O senhor Santos tem muitas saudades dos tempos do Salazar. «Havia respeito. Havia trabalho. Vivíamos em paz. » O senhor Santos tem 60 e muitos anos e é dono de uma excelente tasca, As Zebras do Combro.
Pergunto-lhe pela sua infância: algures, no interior do país. Escola até à 4ª classe e, ao, mesmo tempo trabalho no campo. Ainda se recorda da professora que moía de pancada os seus pequenos alunos, por causa dos erros, das mãos sujas de terra, do cansaço que os impedia de se concentrarem. «Mas aprendemos!». Aos 10 anos, o senhor Santos já podia considerar-se suficientemente crescido para começar a trabalhar no duro. «Fazíamo-nos homens, assim». Só que recebiam menos de metade do que um. E continuavam a levar pancada. A alternativa era a fome. No campo não havia luxos como os de alimentar bocas e braços improdutivos. A história da sardinha divida por quatro ou por seis não é uma lenda urbana inventada por jovens mimados do pós 25 de Abril: o senhor Santos confirma-o, e muitos outros senhores Santos e donas Joaquinas que conheci ao longo de muitas viagens pelo país real.
Pergunto ao senhor Santos se gostava que os seus adorados netos tivessem uma infância semelhante à sua, e a cara enche-se de sombras quando responde automaticamente «nem pensar!!». Mas atalha o raciocínio com o argumento nostálgico da decência e do respeito que havia nos tempos da Outra Senhora. É factual. Um casal de namorados podia ser preso se desse um beijo na rua. No jardim. À beira-mar. Ou então, pagava uma multa. Ou as duas coisas. Em todo o caso, os dois jovens «caçados» nesse acto «indecoroso» eram sempre shumilhados pelos agentes da autoridade. Já com os escândalos sexuais (e muitos foram) que envolviam as elites… outro galo cantava. Salazar não queria que essas coisas se soubessem, «para não dar mau exemplo ao povo». Assim certos crimes envolvendo figuras gradas do regime(assassínio, pedofilia) eram abafados e ninguém era punido. Os jornais estavam impossibilitados de dar qualquer notícia, sobre estes e muitos outros assuntos. A censura existia e funcionava às maravilhas.

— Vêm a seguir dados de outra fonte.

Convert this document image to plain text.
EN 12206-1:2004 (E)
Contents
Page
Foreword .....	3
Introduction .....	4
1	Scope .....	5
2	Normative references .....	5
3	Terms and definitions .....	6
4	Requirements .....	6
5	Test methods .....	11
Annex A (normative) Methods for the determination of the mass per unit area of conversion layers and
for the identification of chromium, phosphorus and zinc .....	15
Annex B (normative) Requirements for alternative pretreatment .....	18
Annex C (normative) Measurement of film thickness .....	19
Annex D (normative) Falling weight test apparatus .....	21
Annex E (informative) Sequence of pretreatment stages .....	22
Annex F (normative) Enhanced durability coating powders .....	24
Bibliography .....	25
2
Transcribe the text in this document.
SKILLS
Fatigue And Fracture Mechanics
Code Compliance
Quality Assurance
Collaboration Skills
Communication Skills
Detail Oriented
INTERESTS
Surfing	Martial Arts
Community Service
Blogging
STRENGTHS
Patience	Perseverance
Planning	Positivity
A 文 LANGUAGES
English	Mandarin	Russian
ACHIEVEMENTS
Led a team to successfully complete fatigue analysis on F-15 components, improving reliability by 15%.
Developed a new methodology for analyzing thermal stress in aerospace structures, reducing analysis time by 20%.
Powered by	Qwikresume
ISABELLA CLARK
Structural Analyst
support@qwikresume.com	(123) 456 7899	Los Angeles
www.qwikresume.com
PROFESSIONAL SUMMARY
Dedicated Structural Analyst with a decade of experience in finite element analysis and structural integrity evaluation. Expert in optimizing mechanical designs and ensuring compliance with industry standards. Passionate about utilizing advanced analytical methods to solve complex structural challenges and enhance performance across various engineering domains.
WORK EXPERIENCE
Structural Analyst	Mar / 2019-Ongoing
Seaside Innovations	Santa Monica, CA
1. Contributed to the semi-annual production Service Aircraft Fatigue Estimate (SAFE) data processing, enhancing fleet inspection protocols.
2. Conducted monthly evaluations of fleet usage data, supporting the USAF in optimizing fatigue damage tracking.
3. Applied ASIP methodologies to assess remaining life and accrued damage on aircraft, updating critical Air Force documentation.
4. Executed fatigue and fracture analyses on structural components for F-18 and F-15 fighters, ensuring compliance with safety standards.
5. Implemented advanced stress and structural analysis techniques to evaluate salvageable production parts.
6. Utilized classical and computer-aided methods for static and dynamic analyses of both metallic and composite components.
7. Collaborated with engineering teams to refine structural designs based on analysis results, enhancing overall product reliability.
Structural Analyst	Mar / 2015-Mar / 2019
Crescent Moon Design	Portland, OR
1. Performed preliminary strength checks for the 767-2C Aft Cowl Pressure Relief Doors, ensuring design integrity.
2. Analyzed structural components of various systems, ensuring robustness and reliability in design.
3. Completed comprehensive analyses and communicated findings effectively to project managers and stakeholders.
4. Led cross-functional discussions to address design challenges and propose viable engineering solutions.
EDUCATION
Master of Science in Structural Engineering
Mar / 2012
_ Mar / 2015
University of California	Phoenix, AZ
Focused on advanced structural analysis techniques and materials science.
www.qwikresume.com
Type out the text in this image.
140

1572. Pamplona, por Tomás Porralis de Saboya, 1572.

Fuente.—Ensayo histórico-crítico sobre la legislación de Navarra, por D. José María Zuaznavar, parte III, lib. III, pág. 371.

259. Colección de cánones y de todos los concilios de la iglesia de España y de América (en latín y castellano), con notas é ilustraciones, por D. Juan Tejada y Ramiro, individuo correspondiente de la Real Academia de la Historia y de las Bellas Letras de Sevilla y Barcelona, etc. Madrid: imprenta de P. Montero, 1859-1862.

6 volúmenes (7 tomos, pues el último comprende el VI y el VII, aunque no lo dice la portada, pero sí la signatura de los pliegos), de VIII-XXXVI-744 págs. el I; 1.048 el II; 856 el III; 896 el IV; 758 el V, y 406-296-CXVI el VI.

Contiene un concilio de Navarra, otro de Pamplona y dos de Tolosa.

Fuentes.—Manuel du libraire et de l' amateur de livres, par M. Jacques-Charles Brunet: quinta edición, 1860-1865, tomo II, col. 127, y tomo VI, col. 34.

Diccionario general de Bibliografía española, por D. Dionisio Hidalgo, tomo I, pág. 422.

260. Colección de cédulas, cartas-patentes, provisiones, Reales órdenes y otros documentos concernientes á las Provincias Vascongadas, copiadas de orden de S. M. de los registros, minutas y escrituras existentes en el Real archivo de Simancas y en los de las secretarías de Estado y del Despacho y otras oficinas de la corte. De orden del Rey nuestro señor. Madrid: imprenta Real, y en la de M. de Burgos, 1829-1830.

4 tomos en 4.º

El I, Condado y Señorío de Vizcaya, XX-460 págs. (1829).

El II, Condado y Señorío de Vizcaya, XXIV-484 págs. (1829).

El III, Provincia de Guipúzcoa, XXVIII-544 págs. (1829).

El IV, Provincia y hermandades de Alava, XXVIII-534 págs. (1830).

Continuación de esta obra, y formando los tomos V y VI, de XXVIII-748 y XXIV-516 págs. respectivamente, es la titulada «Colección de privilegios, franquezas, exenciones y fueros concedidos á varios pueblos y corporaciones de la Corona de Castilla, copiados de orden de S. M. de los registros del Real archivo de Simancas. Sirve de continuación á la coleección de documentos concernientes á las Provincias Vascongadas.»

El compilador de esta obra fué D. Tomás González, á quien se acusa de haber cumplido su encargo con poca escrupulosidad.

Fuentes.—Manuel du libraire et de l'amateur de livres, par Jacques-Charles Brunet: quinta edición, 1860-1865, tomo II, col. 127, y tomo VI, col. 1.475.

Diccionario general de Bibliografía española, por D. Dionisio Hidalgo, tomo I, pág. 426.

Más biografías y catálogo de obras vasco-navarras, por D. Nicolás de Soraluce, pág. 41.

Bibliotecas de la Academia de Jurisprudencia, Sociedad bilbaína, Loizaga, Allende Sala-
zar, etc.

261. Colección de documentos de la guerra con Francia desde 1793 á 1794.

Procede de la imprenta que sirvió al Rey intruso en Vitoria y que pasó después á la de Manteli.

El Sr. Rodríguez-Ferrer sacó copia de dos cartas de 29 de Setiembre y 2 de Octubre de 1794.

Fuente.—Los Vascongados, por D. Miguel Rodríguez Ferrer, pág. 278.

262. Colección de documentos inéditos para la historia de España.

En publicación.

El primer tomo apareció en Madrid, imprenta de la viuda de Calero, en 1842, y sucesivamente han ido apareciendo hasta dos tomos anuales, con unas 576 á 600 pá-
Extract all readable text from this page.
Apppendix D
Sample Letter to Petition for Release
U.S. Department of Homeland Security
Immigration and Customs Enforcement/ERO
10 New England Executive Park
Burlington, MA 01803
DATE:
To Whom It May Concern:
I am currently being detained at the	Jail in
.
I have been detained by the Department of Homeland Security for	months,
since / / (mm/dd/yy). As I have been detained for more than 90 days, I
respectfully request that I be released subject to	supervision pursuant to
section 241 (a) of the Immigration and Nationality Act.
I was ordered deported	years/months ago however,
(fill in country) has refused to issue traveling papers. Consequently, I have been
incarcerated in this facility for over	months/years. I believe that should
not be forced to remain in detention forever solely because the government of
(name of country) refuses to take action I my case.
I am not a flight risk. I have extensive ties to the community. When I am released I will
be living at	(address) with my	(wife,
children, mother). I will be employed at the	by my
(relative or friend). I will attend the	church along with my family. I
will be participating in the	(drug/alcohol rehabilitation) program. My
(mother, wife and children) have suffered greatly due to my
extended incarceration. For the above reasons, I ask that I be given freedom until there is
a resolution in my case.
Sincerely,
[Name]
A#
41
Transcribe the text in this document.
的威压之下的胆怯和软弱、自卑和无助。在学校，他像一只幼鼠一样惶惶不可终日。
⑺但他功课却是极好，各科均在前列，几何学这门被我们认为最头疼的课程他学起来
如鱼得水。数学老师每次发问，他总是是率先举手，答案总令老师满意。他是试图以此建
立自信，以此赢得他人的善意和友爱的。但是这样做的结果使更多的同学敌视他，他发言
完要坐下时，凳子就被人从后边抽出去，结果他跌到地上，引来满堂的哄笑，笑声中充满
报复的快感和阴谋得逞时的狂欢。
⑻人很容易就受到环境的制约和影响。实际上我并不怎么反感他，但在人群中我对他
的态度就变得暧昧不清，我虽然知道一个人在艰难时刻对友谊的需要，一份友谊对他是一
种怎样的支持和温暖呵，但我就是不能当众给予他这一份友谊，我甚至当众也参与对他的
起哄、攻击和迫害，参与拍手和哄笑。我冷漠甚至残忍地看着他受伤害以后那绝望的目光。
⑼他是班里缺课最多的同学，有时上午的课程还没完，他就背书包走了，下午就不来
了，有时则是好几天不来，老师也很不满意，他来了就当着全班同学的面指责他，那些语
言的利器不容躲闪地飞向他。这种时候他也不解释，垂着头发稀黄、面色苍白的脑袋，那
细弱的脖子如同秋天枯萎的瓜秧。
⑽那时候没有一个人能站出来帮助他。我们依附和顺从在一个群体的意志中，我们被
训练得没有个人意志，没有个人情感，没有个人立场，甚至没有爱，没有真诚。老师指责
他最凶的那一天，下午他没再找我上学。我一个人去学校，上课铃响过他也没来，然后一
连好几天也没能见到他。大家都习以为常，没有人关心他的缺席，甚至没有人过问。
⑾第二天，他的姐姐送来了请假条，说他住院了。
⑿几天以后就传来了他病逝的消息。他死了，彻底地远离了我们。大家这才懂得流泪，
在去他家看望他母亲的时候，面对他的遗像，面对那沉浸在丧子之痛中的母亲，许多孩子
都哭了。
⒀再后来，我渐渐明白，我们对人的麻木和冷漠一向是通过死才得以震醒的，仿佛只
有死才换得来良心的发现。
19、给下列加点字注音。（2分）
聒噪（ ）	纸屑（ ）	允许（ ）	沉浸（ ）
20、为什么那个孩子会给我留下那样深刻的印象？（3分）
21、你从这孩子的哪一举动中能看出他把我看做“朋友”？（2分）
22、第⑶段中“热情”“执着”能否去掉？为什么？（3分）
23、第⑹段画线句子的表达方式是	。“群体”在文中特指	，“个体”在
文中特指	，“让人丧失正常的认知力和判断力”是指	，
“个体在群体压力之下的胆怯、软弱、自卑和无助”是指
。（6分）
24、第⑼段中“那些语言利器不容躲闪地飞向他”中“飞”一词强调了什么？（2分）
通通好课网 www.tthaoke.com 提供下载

O senhor Santos encolhe os ombros, a repete: «mas estávamos em paz e havia trabalho para todos».
As estatísticas são lixadas. Mais de um milhão de portugueses fugiu a salto de tanta abundância, à procura de abundância melhor nos bidonvilles das Europas, e nos barrios miseráveis das Américas. A maior parte, fugia a salto pela fronteira de tamancas nos pés, e sem formação escolar. Muitos, infelizmente para eles, eram mesmo analfabetos. Época feliz, essa, em que éramos os pretos da Europa, que torcia o nariz diante da nossa miséria, da nossa ignorância, mas adorava a força dos nossos braços e a docilidade do nosso carácter.
Resta a paz, pois... mas não houve uma história qualquer chamada Guerra Colonial?
PS: E eu, que estudei em colégios particulares, e fui para o liceu, cresci a achar que toda a gente estudava e vivia como nós, com duas criadas, e férias na praia. Mais ainda, de tanto ouvir os pais (sobretudo o pai)falar nas dificuldades da vida e na obrigação de comer tudo o que estava no prato, tive ao longo da infância, afinal tão protegida, a noção peregrina de que se calhar éramos «pobres». Ou «remediados», um conceito da época.
Só conheci os senhores Santos e as donas Joaquinas de Portugal muito, muito tempo depois. Quando comecei a ouvir as suas histórias de vida, os seus silêncios cheios de amargura. Então, comecei a ter vergonha por nós todos. Depois, comecei a ter orgulho de todos nós. Que povo, este, que sobrevive a estas e todas as outras coisas que sabemos, com coração tão forte e alma tão vasta? Só então descobri o que era, verdadeiramente, Amar o meu país mal-amado.